Trzeba przyznać, że brzmi to obiecująco, jest tylko jeden problem – jakie będą koszty i efektywność w takim modelu pracy. Skrócenie tygodnia roboczego do 4 dni to przedsięwzięcie szalenie złożone logistycznie. Z drugiej jednak strony należy mieć na uwadze, że Polacy są jednym z najbardziej zapracowanych narodów w Europie – takie dane przedstawił ostatnio Europejski Urząd Statystyczny – Eurostat.
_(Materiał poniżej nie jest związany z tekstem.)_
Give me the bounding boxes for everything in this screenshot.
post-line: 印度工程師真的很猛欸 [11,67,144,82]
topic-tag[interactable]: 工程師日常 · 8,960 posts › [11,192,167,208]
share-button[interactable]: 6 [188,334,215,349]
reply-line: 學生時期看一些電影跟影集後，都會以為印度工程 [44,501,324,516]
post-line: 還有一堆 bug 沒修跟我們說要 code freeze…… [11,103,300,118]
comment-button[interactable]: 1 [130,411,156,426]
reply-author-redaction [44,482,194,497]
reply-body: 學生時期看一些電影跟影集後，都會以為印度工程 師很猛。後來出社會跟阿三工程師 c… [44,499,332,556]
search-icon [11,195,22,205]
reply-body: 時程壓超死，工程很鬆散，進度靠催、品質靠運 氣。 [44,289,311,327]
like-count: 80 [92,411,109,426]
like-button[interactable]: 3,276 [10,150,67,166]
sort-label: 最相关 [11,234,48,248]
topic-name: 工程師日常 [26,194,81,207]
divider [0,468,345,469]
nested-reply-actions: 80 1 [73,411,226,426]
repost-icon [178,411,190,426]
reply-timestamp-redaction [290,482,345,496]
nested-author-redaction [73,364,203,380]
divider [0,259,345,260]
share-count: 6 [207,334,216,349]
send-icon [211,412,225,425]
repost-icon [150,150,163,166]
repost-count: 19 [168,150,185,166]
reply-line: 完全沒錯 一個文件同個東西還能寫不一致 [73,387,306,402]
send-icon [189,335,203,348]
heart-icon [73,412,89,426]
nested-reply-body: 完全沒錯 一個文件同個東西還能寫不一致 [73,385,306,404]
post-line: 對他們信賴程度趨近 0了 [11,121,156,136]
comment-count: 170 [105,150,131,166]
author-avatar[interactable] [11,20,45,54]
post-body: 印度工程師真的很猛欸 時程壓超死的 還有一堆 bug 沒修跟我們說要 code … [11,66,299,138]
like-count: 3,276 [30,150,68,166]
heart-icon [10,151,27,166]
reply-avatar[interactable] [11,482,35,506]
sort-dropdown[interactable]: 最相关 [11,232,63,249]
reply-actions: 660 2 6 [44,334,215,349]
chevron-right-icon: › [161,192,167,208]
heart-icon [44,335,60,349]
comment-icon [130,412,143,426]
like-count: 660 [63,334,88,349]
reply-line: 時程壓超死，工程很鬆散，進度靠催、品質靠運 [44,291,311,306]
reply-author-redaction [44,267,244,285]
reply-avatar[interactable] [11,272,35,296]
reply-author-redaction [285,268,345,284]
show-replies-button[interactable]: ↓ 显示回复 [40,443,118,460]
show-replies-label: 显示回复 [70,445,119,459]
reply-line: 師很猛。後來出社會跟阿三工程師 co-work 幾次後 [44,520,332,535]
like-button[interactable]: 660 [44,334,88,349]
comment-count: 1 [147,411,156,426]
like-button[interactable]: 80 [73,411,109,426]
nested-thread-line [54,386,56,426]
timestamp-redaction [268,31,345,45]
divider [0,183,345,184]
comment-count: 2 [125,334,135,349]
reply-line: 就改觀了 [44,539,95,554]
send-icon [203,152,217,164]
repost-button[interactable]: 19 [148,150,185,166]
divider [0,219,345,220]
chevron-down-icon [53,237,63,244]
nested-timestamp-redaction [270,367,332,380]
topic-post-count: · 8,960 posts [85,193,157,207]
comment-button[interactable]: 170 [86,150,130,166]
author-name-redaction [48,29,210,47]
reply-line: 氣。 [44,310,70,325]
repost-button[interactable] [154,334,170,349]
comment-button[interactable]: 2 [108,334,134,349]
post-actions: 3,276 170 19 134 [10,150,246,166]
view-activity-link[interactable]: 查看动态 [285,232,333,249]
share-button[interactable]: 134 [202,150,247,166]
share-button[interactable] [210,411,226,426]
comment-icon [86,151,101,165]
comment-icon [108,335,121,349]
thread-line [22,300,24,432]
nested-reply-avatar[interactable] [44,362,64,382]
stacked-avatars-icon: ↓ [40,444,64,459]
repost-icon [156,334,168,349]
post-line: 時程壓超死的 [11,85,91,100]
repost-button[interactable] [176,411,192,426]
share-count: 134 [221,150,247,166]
63 proc. ankietowanych deklaruje, że ilość zadań, które mają do wykonania w trakcie dnia, jest odpowiednia. Natomiast 24 proc. twierdzi, że ma obecnie za dużo pracy. Co dziesiąty respondent oczekuje więcej wyzwań, a 3 proc. nie ma zdania na ten temat. Ankietowani odpowiedzieli również na pytanie, czy Polacy są pracowici. Twierdząco odpowiada nawet 79 proc. respondentów, 13 proc. nie ma wyrobionej opinii na ten temat, a 8 proc. uważa, że nie pracujemy zbyt wiele. – podaje Eurostat.
Jak to wygląda w Europie?
Pierwszym krajem w Europie, który wprowadził 4-dniowy tydzień pracy, była Belgia. W lutym 2022 r. pracownicy uzyskali tam prawo do pracy w ciągu czterech dni, zamiast pięciu, bez utraty wynagrodzenia. we Francji od 2000 r. obowiązuje natomiast 35-godzinny tydzień pracy. Z kolei począwszy od lutego 2024 roku, 45 niemieckich firm przez sześć miesięcy będzie pracować nie pięć, a cztery dni – a to wszystko przy zachowaniu pełnego wynagrodzenia i utrzymaniu stuprocentowej wydajności.